Case ID: f2d_579/html/0046-02.html
Source: Caselaw Access Project
Author: {"author": "BAUER, Circuit Judge.", "license": "Public Domain", "url": "https://static.case.law/"}
Date Created: 2024-08-24T03:29:51.129683

UNITED STATES of America, Plaintiff-Appellee, v. Harry S. BARNES, Defendant-Appellant.
    No. 77-1634.
    United States Court of Appeals, Seventh Circuit.
    Submitted Jan. 11, 1978.
    Decided June 23, 1978.
    
      Edwin R. McCullough, Chicago, Ill., for defendant-appellant.
    David T. Ready, U. S. Atty., South Bend, Ind., for plaintiff-appellee.
    Before FAIRCHILD, Chief Judge, BAUER, Circuit Judge, and EAST, Senior District Judge.
    
    
      
       The Honorable William G. East, United States District Court for the District of Oregon, is sitting by designation.
    
   BAUER, Circuit Judge.

After a jury trial, Barnes was found guilty of two counts of passing forged money orders in violation of 18 U.S.C. § 500 and was sentenced to concurrent terms of five years’ imprisonment. On appeal, he contends that the evidence was insufficient as a matter of law to establish that he knew the money orders were stolen or forged, and thus that he passed the orders with intent to defraud. We disagree and affirm his conviction for the reasons noted below.

I.

The evidence presented at trial unequivocally showed that Barnes passed two stolen money orders that had been issued'by use of a money order machine and validating stamp also stolen from the United States Postal Service. It was Barnes’s theory of defense at trial that he did not know that the money orders had been stolen and forged. According to him, a man named “Jim” had given him the blank money orders in repayment for a loan and had told him that he could put any names he wanted on the orders as payors and payees. Barnes in fact did fill out the orders with the names of a fictitious payor and payee,’ and then negotiated the orders by endorsing them in the name of the fictitious payee.

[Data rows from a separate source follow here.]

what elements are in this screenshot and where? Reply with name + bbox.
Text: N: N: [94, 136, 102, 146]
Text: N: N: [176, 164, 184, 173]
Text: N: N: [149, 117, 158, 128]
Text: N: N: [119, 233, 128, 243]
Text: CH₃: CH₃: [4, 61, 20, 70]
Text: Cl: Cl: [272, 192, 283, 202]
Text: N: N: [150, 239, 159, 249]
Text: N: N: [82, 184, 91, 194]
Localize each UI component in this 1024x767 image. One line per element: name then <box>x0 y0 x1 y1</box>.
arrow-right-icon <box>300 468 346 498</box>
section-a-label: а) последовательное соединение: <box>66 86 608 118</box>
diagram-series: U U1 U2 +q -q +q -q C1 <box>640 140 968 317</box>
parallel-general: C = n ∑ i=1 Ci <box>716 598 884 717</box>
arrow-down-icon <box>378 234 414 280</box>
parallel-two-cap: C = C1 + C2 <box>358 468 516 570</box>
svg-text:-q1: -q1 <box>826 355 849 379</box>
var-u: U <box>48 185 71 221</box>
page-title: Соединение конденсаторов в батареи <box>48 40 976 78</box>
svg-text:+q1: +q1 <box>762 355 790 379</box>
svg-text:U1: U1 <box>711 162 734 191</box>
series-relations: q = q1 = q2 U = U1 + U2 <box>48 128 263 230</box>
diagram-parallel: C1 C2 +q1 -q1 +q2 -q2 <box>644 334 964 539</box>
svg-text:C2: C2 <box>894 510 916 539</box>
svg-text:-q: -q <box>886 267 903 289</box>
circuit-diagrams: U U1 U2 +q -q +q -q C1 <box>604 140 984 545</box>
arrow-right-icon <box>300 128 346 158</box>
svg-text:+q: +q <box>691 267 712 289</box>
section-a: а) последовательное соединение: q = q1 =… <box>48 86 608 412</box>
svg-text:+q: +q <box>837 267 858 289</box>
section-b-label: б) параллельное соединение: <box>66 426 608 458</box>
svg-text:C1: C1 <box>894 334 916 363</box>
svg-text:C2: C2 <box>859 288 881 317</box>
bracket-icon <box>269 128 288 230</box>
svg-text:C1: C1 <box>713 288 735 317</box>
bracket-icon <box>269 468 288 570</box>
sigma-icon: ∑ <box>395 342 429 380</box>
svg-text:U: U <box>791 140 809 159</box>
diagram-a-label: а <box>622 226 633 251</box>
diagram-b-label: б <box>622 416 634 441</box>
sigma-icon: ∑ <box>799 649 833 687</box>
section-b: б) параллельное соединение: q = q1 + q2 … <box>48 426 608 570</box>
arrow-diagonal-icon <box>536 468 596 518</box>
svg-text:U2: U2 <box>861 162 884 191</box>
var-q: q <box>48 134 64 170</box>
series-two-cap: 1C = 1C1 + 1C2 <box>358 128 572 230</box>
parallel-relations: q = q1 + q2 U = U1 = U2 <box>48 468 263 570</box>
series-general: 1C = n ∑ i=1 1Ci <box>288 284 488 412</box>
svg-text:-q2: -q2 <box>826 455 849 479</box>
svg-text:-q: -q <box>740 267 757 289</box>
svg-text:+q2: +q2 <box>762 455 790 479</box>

In support of his contention that the evidence was insufficient as a matter of law to sustain his convictions, Barnes principally relies on United States v. Kelley, 186 F.2d 598, 602 (7th Cir. 1951), wherein the court noted that the mere passing of a counterfeit note was insufficient in itself to establish that the defendant knew the note was forged and thus had passed it with intent to defraud.

We, of course, have no quarrel with the Kelley court’s observation that the mere passing of a counterfeit instrument, without more, is insufficient in itself to establish beyond a reasonable doubt that the defendant knew the instrument to be counterfeit and thus passed it with intent to defraud. As the court also observed in that case, however, guilty knowledge and intent to defraud can rarely be established by direct evidence and thus must often be inferred from the facts and circumstances of record. In the case at bar, the evidence showed much more than the mere passing of a forged money order, for the defendant had not only passed the order but also had endorsed it in the name of a fictitious payee after having made the order out to the payee in the name of a fictitious payor. From the evidence the jury could properly infer that Barnes knew the money order he had made out was stolen or forged, just as the Kelley jury properly inferred that the defendant must have known the note to be counterfeit because of the defendant’s efforts to conceal and destroy the other counterfeit notes in his possession. See id. at 603. Moreover, no inference of guilty knowledge was even necessary in this case because the defendant admitted to having falsely endorsed the orders in the name of the fictitious payee to whom he had made the order out. He thus must have known that a material signature and endorsement on the orders was false. 18 U.S.C. § 500. We hold that the evidence was more than sufficient as a matter of law to sustain the jury’s finding that the defendant passed the orders with intent to defraud and knowledge that a material signature thereon was false.

Accordingly, the district court’s judgment is

AFFIRMED. 
      
       Defendant’s contention that his endorsement of the orders in the name of a fictitious payee was not a materially false signature is frivolous. Nothing could be more materially false than the purported endorsement of a fictitious payee. See United States v. Ackerman, 393 F.2d 121 (7th Cir. 1968); United States v. Di Pietroantonio, 289 F.2d 122 (2d Cir. 1961); Hanson v. United States, 271 F.2d 791 (9th Cir. 1959).